Colorado Election Rules 18.6.4 Write-in votes
(a) If a voter designates a vote for a named candidate on the ballot and writes in the name of the same candidate in the write-in area, the vote must be counted.
(b) If a voter designates a named candidate on the ballot and writes in the name of a different candidate in the write-in area, it must be considered an overvote for that office if the number of chosen candidates exceeds the number permitted to be voted for in that office and no vote may be counted.
(c) During any recount of votes, if the number of undervotes in that race could change the outcome if attributed to a legally qualified write-in candidate, votes for that candidate must be counted whether or not the target area designating the selection of a write-in candidate has been marked, provided that the number of candidates chosen does not exceed the number permitted in that office.
III. NUMEROUS AMERICAN BAR ASSOCIATION RESOLUTIONS AND POLICIES SUPPORT ELECTION ADMINISTRATION ISSUES
The ABA has a long history in providing insight and advice on matters pertaining to the administration of elections. The promotion of statewide ballot counting standards is an extension of these efforts by the ABA.
In 1989, the ABA adopted the Ballot Integrity Standards Applying to Election Officials (Standards). The Standards addressed proposed rules and guidelines for voter registration, absentee voting, Election Day officials, ballot integrity, and guidelines for poll watchers. The Standards encouraged bar associations to encourage attorneys to serve as election officials, and for bar associations to assign attorneys to assist with programs that ensure the integrity of the election process.
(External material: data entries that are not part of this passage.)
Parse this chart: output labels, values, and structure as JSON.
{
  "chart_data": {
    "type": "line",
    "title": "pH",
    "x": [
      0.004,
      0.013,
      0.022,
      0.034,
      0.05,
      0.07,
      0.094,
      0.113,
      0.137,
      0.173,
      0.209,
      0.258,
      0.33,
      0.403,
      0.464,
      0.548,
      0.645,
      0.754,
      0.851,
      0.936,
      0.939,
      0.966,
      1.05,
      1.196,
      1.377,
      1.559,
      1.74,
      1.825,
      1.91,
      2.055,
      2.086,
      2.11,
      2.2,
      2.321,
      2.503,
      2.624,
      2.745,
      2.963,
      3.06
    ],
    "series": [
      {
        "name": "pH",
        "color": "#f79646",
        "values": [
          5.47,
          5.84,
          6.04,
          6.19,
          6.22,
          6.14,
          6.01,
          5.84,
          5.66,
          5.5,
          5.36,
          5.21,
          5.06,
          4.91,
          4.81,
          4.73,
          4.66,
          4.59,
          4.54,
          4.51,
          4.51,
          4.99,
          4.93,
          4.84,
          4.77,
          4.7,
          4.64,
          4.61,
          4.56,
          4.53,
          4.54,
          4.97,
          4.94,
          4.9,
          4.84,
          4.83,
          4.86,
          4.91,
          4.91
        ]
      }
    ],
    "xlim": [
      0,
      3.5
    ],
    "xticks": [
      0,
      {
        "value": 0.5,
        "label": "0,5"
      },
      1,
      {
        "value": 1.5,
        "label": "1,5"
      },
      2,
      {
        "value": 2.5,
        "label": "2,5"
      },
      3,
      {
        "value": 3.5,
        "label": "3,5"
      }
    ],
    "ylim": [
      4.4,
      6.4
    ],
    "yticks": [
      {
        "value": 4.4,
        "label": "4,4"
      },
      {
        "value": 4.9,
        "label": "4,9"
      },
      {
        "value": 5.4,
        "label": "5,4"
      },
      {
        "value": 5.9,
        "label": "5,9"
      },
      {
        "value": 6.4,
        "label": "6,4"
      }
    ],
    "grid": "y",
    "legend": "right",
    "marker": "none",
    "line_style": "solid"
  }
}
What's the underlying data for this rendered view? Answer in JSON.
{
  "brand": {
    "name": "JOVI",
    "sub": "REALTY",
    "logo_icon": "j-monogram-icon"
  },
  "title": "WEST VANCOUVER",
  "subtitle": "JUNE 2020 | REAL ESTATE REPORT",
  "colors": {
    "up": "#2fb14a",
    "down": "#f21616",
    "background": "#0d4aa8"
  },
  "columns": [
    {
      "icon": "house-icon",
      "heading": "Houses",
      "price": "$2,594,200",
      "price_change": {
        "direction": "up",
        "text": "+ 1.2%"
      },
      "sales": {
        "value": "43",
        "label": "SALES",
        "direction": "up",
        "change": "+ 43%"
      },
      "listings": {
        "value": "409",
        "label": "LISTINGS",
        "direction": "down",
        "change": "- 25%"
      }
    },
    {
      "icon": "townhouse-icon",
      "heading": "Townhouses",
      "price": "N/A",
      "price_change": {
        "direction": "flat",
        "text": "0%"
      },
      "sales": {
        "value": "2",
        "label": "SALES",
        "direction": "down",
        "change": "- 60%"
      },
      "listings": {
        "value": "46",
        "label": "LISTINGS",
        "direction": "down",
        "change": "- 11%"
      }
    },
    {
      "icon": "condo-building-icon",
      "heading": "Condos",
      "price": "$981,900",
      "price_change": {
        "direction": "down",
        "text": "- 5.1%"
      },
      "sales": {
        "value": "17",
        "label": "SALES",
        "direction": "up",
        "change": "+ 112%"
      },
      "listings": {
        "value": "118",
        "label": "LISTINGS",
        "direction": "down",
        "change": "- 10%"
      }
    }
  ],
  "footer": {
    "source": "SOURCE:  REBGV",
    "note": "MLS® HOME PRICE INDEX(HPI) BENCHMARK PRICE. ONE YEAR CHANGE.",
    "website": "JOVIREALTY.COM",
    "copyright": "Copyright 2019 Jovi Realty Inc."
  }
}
Because of the widely reported issues in the 2000 presidential elections, the ABA adopted the Election Administration Guidelines in August 2001 (the 2001 Guidelines). The 2001 Guidelines addressed voting education and rights, voter registration, ballot integrity and post-election issues.
In August 2005, the American Bar Association adopted the Election Administration Guidelines and Commentary resolution to supplant the Standards and the 2001 Guidelines (Current Guidelines). The Current Guidelines were updated again in 2008 and 2009 to respond to problems that emerged in administration of subsequent elections. The ABA has recommended that all election officials ensure the integrity of the election process through the adoption, use, and enforcement of the Current Guidelines. Further, the ABA urges federal, state, local and territorial government provide adequate funding to ensure the integrity and efficiency of the electoral process.
In addition to the ABA’s support for election administration in general, the ABA has adopted a number of resolutions that pertain to voting rights for several specific groups of people, such as in 1992 for people living in U.S. territories to be able to vote in national elections, in 1993 to ensure the participation of homeless persons in elections, and in 2007 to improve the administration of elections to facilitate voting for people with disabilities.
Further, the ABA has addressed ballot integrity not just in both the Standards and the Current Guidelines, but also in resolutions regarding use of provisional ballots. Beginning in 1974, and subsequently, the ABA adopted resolutions regarding voter registration, improved opportunities to vote, and to support voter education.
The statewide ballot counting laws or regulations urged by this Resolution for adoption by states and territories as soon as practicable will continue to advance the rule of law and ensure greater clarity in election results.